Upon successful execution, the following output files will be generated:

  • *_ML_side_ML_prob.dat contains fragment-wise sequence scores.
  • batch_matching_results.txt contains overall sequence matching accuracy per structure.

Info

Author(s): Dibyendu Mondal, Vipul Kumar

Maintainer: benmwebb

License: LGPL This library is free software; you can redistribute it and/or modify it under the terms of the GNU Lesser General Public License as published by the Free Software Foundation; either version 2 of the License, or (at your option) any later version.

Publications:

  • D. Mondal, V. Kumar, T. Satler, R. Ramachandran, D. Saltzberg, I. Chemmama, K.B. Pilla, I. Echeverria, B.M. Webb, M. Gupta, K.A. Verba, A. Sali. Recognizing amino acid sidechains in a medium resolution cryo-electron density map. Prot Sci 34, e70217, 2025.
  • See main IMP papers list.

Namespaces

 calculate_seq_match_batch
 Determine percentage sequence overlap for multiple results files.
 
 compute_dynamic_threshold
 Determine a threshold for an EM map.
 

Functions

def get_data_path
 Return the full path to one of this module's data files. More...
 
def get_example_path
 Return the full path to one of this module's example files. More...
 
def get_module_name
 Return the fully-qualified name of this module. More...
 
def get_module_version
 Return the version of this module, as a string. More...
 

Function Documentation

def IMP.emseqfinder.get_data_path (   fname)

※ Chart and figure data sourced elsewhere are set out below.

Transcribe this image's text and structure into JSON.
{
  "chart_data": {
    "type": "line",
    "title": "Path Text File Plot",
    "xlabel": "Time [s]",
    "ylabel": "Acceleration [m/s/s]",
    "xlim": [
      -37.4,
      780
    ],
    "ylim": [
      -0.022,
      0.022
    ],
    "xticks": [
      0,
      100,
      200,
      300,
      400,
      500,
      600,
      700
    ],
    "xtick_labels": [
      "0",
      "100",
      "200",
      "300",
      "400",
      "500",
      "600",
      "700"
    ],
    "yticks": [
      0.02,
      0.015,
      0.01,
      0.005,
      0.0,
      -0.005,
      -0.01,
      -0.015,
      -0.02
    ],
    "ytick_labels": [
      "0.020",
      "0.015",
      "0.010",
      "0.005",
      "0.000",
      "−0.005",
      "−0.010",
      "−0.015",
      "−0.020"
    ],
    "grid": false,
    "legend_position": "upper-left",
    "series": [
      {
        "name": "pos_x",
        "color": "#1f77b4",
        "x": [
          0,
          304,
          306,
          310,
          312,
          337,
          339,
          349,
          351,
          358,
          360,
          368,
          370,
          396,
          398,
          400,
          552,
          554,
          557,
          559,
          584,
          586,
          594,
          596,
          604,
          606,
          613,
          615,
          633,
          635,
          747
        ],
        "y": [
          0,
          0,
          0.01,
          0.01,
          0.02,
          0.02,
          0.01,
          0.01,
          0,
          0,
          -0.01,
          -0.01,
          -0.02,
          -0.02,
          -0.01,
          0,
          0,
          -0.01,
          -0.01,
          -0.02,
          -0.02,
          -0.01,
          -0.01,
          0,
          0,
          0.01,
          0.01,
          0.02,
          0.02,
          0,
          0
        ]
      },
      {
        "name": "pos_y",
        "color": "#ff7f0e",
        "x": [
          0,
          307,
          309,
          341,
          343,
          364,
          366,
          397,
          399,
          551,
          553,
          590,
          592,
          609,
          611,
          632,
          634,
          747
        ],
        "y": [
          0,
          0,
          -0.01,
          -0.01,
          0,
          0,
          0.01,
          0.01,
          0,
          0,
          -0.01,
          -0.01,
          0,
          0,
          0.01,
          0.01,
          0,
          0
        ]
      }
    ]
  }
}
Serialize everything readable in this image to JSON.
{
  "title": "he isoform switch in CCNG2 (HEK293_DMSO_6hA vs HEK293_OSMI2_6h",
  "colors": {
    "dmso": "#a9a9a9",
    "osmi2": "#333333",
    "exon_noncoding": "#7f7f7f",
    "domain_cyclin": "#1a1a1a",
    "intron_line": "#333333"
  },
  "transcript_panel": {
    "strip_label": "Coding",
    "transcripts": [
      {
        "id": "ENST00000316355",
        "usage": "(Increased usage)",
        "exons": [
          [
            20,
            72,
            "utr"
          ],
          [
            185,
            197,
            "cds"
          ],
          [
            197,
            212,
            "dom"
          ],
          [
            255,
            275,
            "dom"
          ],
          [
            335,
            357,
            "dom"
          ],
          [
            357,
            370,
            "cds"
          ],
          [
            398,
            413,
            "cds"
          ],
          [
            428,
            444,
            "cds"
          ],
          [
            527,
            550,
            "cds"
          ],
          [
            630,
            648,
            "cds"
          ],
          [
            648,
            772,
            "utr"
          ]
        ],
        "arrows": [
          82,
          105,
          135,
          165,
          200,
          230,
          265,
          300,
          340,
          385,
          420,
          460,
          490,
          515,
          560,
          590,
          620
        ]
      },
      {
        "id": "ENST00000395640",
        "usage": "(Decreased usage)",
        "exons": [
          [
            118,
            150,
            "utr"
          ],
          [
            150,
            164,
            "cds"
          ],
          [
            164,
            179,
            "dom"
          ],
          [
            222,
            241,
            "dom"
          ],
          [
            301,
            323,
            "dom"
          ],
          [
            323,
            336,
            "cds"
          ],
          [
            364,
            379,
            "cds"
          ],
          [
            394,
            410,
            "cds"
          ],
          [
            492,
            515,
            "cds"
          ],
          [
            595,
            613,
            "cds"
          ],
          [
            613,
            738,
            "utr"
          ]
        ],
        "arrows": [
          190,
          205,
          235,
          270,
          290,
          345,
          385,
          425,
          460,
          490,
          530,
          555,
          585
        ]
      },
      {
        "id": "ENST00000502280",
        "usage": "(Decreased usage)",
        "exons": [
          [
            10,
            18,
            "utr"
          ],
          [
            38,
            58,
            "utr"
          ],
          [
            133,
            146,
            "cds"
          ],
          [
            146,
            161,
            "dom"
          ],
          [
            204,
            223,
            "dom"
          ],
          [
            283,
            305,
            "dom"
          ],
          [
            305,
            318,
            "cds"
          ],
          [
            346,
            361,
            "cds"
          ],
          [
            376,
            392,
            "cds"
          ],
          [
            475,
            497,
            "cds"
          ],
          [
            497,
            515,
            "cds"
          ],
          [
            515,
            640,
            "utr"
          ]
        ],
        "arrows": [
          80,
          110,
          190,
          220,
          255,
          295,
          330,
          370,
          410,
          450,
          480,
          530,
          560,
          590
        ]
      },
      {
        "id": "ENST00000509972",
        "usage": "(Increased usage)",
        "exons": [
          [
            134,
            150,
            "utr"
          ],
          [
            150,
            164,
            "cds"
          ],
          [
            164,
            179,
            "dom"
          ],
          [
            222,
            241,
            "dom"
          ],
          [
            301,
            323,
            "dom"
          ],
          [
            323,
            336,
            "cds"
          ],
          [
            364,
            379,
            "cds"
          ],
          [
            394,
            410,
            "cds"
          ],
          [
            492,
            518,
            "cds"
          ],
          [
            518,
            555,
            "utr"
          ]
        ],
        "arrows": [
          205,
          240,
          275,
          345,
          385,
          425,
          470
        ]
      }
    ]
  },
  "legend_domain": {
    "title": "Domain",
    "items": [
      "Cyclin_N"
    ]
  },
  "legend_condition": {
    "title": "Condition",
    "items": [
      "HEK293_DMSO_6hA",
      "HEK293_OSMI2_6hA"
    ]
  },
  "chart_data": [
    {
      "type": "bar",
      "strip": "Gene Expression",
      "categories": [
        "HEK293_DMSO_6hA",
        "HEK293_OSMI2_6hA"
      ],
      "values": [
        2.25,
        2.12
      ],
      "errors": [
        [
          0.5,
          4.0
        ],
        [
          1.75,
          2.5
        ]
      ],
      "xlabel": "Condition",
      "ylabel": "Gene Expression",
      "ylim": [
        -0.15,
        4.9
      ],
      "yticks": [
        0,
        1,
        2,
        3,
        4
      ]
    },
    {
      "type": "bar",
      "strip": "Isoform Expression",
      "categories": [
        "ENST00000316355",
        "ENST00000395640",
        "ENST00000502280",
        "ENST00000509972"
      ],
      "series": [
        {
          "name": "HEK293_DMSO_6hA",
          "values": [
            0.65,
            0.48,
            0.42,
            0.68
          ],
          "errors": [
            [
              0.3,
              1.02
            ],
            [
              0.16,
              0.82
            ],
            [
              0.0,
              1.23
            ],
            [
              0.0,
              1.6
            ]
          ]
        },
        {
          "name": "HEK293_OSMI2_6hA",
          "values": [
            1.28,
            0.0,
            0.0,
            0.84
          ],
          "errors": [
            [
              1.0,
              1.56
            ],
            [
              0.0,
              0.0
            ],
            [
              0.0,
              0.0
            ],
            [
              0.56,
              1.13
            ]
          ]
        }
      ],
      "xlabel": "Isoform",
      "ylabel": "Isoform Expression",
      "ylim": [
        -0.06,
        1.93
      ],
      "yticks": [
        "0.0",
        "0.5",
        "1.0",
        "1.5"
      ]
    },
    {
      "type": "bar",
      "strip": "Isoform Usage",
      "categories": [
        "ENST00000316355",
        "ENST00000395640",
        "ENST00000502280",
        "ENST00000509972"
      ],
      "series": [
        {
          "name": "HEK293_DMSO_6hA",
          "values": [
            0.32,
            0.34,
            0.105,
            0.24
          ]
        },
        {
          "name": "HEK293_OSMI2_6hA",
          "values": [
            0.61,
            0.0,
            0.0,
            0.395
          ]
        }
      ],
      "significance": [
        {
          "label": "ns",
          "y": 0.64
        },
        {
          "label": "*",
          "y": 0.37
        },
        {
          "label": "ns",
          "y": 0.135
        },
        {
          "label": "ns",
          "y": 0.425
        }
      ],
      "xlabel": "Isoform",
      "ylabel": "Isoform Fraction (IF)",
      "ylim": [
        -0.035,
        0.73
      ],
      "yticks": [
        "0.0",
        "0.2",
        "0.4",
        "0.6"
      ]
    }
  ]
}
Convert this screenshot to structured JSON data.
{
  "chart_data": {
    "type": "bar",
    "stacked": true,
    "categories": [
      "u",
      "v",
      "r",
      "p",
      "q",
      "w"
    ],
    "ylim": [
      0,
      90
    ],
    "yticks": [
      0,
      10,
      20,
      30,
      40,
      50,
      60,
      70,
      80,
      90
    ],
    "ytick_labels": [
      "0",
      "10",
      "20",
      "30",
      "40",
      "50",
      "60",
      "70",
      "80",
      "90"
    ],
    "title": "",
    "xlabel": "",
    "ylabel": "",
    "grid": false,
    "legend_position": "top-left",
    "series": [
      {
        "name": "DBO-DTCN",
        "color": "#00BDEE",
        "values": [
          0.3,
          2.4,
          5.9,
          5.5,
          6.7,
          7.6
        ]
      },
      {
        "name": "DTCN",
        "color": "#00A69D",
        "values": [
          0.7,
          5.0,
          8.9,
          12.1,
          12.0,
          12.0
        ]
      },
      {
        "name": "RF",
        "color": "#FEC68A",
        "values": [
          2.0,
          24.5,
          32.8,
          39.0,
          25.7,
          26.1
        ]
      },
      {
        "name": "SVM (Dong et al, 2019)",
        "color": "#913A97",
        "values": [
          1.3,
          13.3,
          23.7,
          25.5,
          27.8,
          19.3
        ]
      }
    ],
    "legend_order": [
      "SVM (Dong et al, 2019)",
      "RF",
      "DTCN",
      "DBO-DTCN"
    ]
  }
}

Return the full path to one of this module's data files.

Note
This function is only available in Python.

Definition at line 17 of file emseqfinder/__init__.py.

def IMP.emseqfinder.get_example_path (   fname)

Return the full path to one of this module's example files.

Note
This function is only available in Python.

Definition at line 22 of file emseqfinder/__init__.py.

def IMP.emseqfinder.get_module_name ( )

Return the fully-qualified name of this module.

Note
This function is only available in Python.

Definition at line 12 of file emseqfinder/__init__.py.

def IMP.emseqfinder.get_module_version ( )

Return the version of this module, as a string.

Note
This function is only available in Python.

Definition at line 7 of file emseqfinder/__init__.py.